I agree with whoever said that 500k won't get too much in SE (near Aix). We took 18 months to find our house and searched across most of SE/SW France (although I don't know the SW coast). We are outside Toulouse (in the countryside) and you can definitely get more for your money here. Admittedly we bought an old house that needs a lot of work, but the opportunity for modern homes are readily available too. There are lovely towns/cities in the region - Castres, Albi, Gaillac, Revel to name a few of the larger and more well-known places.

Castlesintheair - Hello! Are you staying in France at the end of the year or returning to the UK as initially planned? We are 6 months in and my kids are beginning to feel more settled - although very little evidence of any French being learnt! Or maybe they just chat behind my back!

castlesintheair Tue 24-Feb-15 09:41:11

That is so true Bonsoir.

Bonsoir Tue 24-Feb-15 08:16:03

I also swoon at some of the houses for sale in the Charente. However, there is often nothing to do in rural France except hang out with your friends from Paris who also have second homes in the vicinity.

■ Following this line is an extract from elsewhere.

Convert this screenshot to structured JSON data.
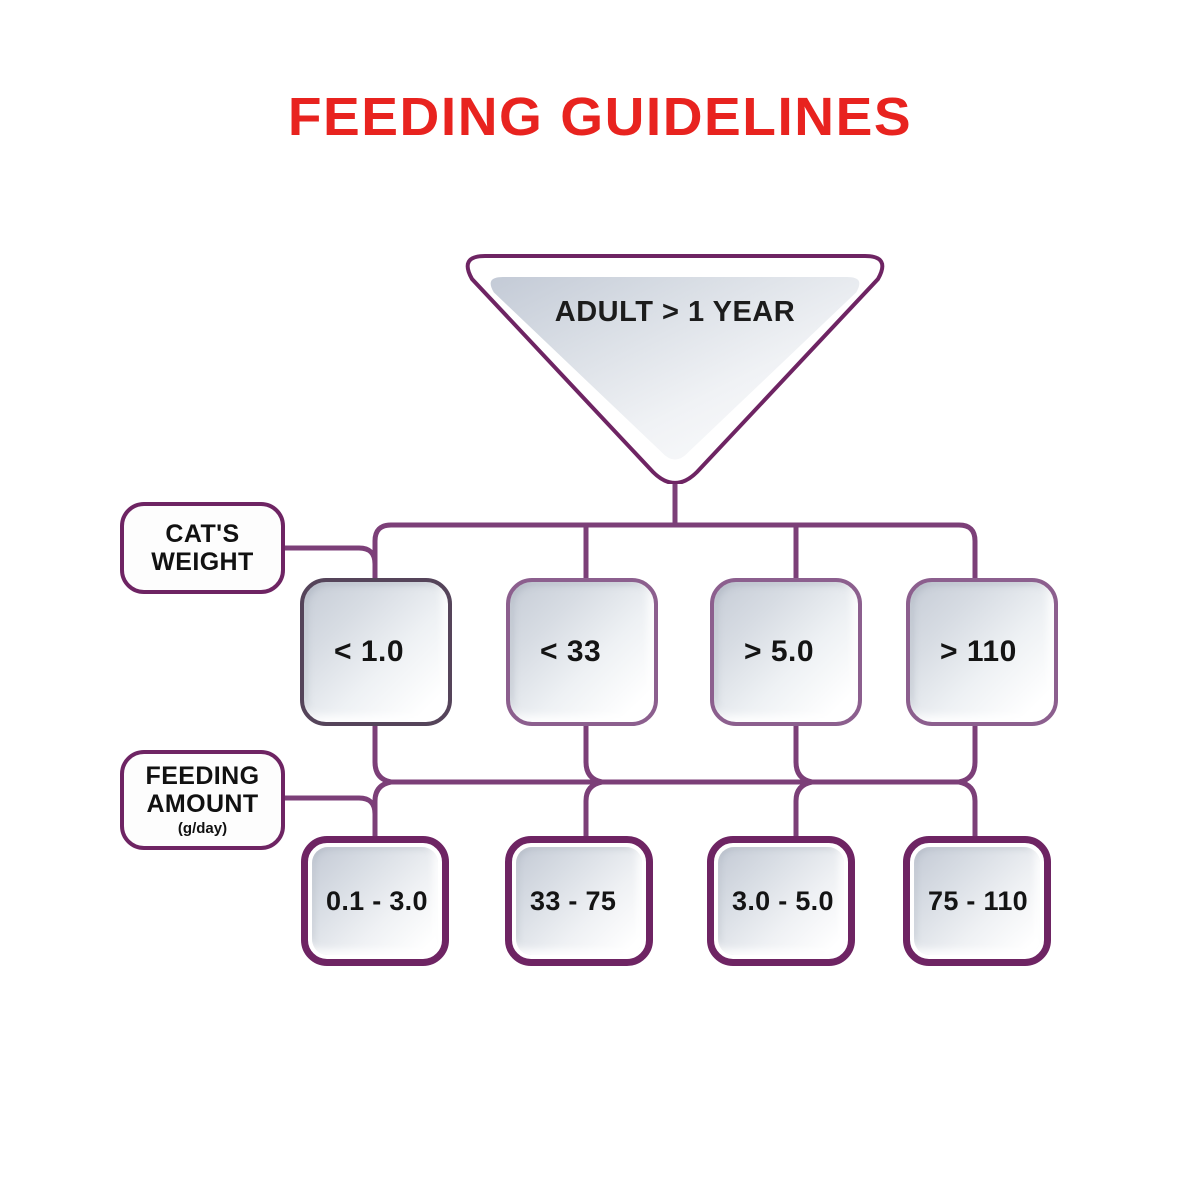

AlphaBravoHenryFoxtons Mon 23-Feb-15 20:34:14

Thank you all for being so very helpful.

AlphaBravoHenryFoxtons Mon 23-Feb-15 20:32:30

We once went to stay with some good friends who lived in the loveliest house in the Charente (nr Aubeterre-sur-Dronne). They didn't like it there, and after about 18 months they returned home to England. Friend says she was seduced by the house (it was a truly beautiful house) and they lost a lot of money on it as sold up in a hurry and returned at not a good time. This is putting me off the Charente, entirely unfairly. grin

Bonsoir Mon 23-Feb-15 15:53:29

The Atlantic Coast of France has a lot going for it IMO.

Bonsoir Mon 23-Feb-15 15:43:06

I echo other posters: Bordeaux is a great city and the area around it has lots of great places to buy a holiday home. The TGV to Bordeaux from Paris will be functioning quite soon (2017 IIRC).

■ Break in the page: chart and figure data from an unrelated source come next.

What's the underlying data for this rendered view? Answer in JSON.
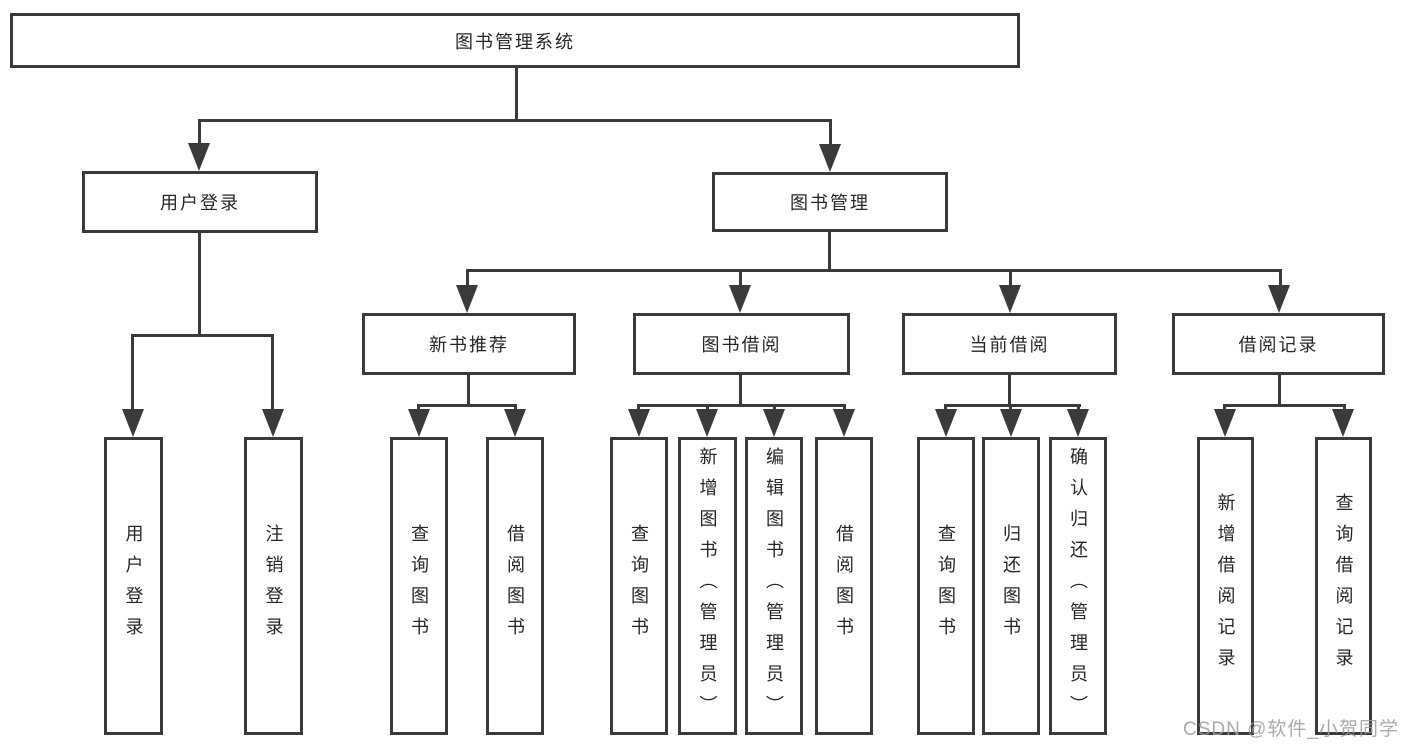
{
  "diagram": {
    "root": {
      "label": "图书管理系统"
    },
    "branches": [
      {
        "label": "用户登录",
        "children": [
          {
            "label": "用户登录"
          },
          {
            "label": "注销登录"
          }
        ]
      },
      {
        "label": "图书管理",
        "children": [
          {
            "label": "新书推荐",
            "children": [
              {
                "label": "查询图书"
              },
              {
                "label": "借阅图书"
              }
            ]
          },
          {
            "label": "图书借阅",
            "children": [
              {
                "label": "查询图书"
              },
              {
                "label": "新增图书（管理员）"
              },
              {
                "label": "编辑图书（管理员）"
              },
              {
                "label": "借阅图书"
              }
            ]
          },
          {
            "label": "当前借阅",
            "children": [
              {
                "label": "查询图书"
              },
              {
                "label": "归还图书"
              },
              {
                "label": "确认归还（管理员）"
              }
            ]
          },
          {
            "label": "借阅记录",
            "children": [
              {
                "label": "新增借阅记录"
              },
              {
                "label": "查询借阅记录"
              }
            ]
          }
        ]
      }
    ],
    "watermark": "CSDN @软件_小贺同学",
    "colors": {
      "line": "#3a3a3a",
      "text": "#262626",
      "watermark": "#9c9c9c",
      "background": "#ffffff"
    }
  }
}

The Atlantic Coast of France

Booboostoo Mon 23-Feb-15 15:37:11

Alpha we are between Toulouse and Carcassonne, a rural area which has a lot of charms of Province but without the price tag. I think you could get what you are looking for within your price range here, although you would need to put in the tennis court yourself. You'll find that the more you head towards the sea, the climate becomes dryer, the land more arid, there are more tourists but also more excitement in terms of bars and lively towns. Towards our way things are very quiet. There are more things to do than in the isolated English countryside but nonetheless it's a lifestyle that does not suit everyone.

castlesintheair Mon 23-Feb-15 15:09:59

Alpha, sorry I can't find the link. Can't remember which estate agent it's on with but will check when back in France next week. It's out of your search area (east Loire) so not sure it's what you want. If you are interested in The Charente, I know a house for sale there in a lovely village.

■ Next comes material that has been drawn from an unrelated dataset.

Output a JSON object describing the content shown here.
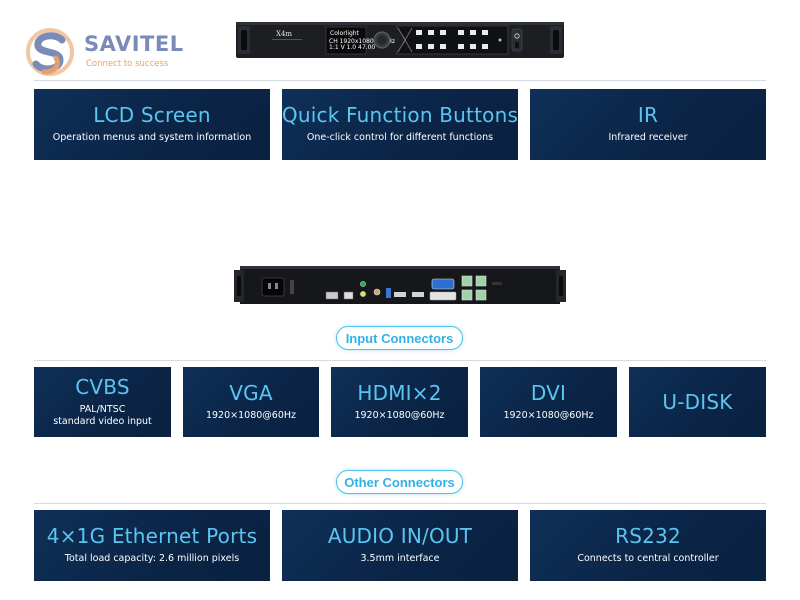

riverboat1, love the sound of SW France that you describe. Pity we are stuck in the boring Centre for the time being.

riverboat1 Sun 22-Feb-15 18:15:02

Oops, I wrote that before I saw your last post, don't know how those ideas fit with your search area

riverboat1 Sun 22-Feb-15 18:13:51

In SW, maybe try around Mimizan or Biscarosse Plage in Les Landes. Both towns with bars, restaurants etc. The latter is v. touristy but in a very kitschy/retro/French seaside town way and there are tons of bars and restaurants, including many away from the tourist bustle. If your kids would be interested in surfing and the whole surf scene, the SW coast is the place to be.

AlphaBravoHenryFoxtons Sun 22-Feb-15 17:02:23

AuldAlliance - Sorry, you said no hope in the SE. Yes. I get that impression. We aren't interested in skiing nor are we interested in the Med. So that should enable us to get something nice within budget, I think. I think I've now drawn a big box of a search area:
La Rochelle and a line East to Nevers then south to Perpignan, W to Biarritz then back up to La Rochelle.

I am very drawn to Pau and Orthez. We might then be able to get the 24 hour ferry from Plymouth the Santander and drive back up into France.